This one-design speedster is sporty and sleek, with lots of sail area for sizzle
The MC31 one-design, built by McConaghy Boats in Australia, looks to be a very fast boat. The design is most interesting but I really had to dig through the company’s material to find the designer’s name, Harry Dunning.
The McConaghy team appears to have pulled out all the stops to endow this design with every possible speed-producing feature. The promotional material makes a point of stressing the efforts they went to so that they could reduce weight. They quote the famous race car engineer, Colin Chapman, saying “To increase performance, add lightness.”
The first thing that grabs me when I look at this hull is that in plan view (looking down at the deck) there is absolutely no taper to the deck aft. The boat reaches max beam very far forward, just aft of the mast, then stays there to the transom with wide, flaring sections. My guess would be that the disposition of beam is for crew hiking effectiveness. I can’t find a DWL listed in the specs, so I’ll guess the DWL is 28 feet 6 inches for a D/L of 90.36. That’s light but not as light as the promo material suggests.
There is no chine but the bilge turn aft is quite hard. Amidships the bottom is very flat with zero deadrise and a moderate turn to the bilge. L/B is 3.00. DWL and LOA are close but there is a little bit of overhang aft, maybe 16 inches.
Draft is 8 feet 6 inches with a long T-bulb on a very high-aspect-ratio, carbon fiber, retracting fin. I have searched the specs but I see no mention of a kelp cutter option. Having just had a kelp encounter in a race two weeks ago, I am suddenly very pro- kelp cutter. This style of T-bulb would be a problem in Puget Sound. The rudder is carbon fiber and very dagger-like in profile.
I get the feeling that a lot of refinement has gone into the deck layout. The deck gear specification is extensive with only two minor options. The material I have is a bit obscure on deck details but what I think I am seeing is an exit on centerline in the cockpit sole for control lines. The mainsheet traveler is aft of the tiller head. The deck forward is perfectly clean except for a very low, sliding hatch for chute work. Note the low drag, foil-shape stanchions. The bowsprit is removable for docking.

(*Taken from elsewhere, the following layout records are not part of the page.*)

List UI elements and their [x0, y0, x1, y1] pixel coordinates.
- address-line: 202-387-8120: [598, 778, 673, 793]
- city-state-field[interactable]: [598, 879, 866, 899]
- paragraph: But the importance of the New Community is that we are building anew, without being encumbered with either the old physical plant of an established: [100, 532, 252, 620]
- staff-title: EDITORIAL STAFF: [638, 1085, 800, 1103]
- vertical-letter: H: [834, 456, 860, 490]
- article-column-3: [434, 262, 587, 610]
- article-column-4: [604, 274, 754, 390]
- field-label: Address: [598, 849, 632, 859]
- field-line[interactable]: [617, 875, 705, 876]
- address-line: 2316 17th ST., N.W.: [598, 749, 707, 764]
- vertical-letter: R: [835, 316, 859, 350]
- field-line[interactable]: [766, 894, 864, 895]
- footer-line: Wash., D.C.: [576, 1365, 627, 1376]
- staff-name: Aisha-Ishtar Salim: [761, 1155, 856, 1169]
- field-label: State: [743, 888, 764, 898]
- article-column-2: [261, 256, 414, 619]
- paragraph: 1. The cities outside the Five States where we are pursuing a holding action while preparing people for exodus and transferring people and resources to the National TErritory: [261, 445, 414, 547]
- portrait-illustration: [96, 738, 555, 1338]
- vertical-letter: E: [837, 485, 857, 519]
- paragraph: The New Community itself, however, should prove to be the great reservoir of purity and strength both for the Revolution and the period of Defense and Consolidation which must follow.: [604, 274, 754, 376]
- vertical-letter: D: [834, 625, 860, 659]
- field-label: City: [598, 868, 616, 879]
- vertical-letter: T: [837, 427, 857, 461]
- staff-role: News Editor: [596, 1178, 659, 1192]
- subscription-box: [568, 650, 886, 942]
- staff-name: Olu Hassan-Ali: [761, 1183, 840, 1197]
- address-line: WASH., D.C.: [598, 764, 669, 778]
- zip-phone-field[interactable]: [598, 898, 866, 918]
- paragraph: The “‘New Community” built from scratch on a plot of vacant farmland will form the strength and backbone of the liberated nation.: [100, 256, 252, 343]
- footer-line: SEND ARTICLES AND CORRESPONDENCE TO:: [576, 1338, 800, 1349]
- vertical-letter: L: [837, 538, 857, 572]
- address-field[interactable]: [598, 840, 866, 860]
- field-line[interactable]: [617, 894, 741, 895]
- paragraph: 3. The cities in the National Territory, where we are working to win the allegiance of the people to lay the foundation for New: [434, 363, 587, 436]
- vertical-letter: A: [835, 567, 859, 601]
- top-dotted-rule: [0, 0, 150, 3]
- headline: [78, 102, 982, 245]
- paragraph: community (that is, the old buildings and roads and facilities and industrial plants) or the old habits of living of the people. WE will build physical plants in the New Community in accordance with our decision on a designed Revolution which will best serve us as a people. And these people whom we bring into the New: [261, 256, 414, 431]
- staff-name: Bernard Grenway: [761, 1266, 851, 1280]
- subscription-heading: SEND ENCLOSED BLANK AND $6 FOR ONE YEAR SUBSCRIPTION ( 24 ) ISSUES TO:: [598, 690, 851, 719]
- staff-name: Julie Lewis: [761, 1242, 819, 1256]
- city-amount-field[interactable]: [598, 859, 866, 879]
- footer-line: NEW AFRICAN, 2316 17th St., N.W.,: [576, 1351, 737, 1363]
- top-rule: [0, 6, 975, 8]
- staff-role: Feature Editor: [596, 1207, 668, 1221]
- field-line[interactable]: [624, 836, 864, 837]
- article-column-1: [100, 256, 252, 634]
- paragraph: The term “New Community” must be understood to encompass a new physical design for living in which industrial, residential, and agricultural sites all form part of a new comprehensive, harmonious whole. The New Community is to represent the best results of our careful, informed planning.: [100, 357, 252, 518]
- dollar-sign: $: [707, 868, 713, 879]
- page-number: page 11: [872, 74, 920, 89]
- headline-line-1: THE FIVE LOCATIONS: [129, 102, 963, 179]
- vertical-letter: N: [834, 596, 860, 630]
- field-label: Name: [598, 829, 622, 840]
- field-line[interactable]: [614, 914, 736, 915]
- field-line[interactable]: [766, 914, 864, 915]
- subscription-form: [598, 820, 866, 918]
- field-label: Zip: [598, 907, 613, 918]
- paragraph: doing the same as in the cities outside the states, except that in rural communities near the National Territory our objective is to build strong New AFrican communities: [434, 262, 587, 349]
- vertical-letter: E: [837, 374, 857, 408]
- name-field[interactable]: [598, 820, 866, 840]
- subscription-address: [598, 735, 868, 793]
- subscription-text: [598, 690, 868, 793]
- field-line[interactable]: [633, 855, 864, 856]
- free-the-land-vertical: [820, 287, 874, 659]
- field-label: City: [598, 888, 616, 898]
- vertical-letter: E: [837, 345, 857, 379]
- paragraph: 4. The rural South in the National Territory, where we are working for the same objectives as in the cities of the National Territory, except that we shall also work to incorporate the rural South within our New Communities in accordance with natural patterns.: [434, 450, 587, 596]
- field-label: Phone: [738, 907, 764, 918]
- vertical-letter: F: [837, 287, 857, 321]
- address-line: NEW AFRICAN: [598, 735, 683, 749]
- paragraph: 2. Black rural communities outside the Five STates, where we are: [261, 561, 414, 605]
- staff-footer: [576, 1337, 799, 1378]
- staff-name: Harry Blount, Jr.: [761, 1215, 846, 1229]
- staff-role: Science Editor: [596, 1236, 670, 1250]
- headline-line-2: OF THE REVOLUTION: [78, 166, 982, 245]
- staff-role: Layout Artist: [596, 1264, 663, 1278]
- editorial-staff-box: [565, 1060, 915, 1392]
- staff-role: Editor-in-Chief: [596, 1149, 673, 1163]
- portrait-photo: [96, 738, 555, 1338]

This is a very high-powered boat. With 690 square feet of upwind sail area, the SA/D is 39.42. That is a lot of horsepower per pound of boat. Downwind there is 1,710 square feet of sail area. That’s a bit hard to comprehend on a 31-footer. “Time to put your knitting away Mom and get that chute up. Don’t forget your helmet. ” The rig is all carbon fiber.
Construction of the MC31 is e-glass over a foam core and vinylester infused resin. There is a Yanmar 15-horse power diesel with saildrive to get you to the dock. There is kind of an interior. You get a gimbaled stove, some pipe berths, a portable toilet and a cooler that stows under the companionway steps. As I mentioned, for close one-design racing the specifications are very extensive and there is not much you will need to add for some competitive racing.
I look forward to seeing an MC31 in Seattle.
LOA 30’; LWL 28’6”(est.); Beam 10’; Draft 8’6”; Displ. 4,696 lbs.; Sail area 690 sq. ft.; SA/D 39.42; D/L 90.36; L/B 3.0; Auxiliary 15-hp Yanmar; Fuel 11 gal.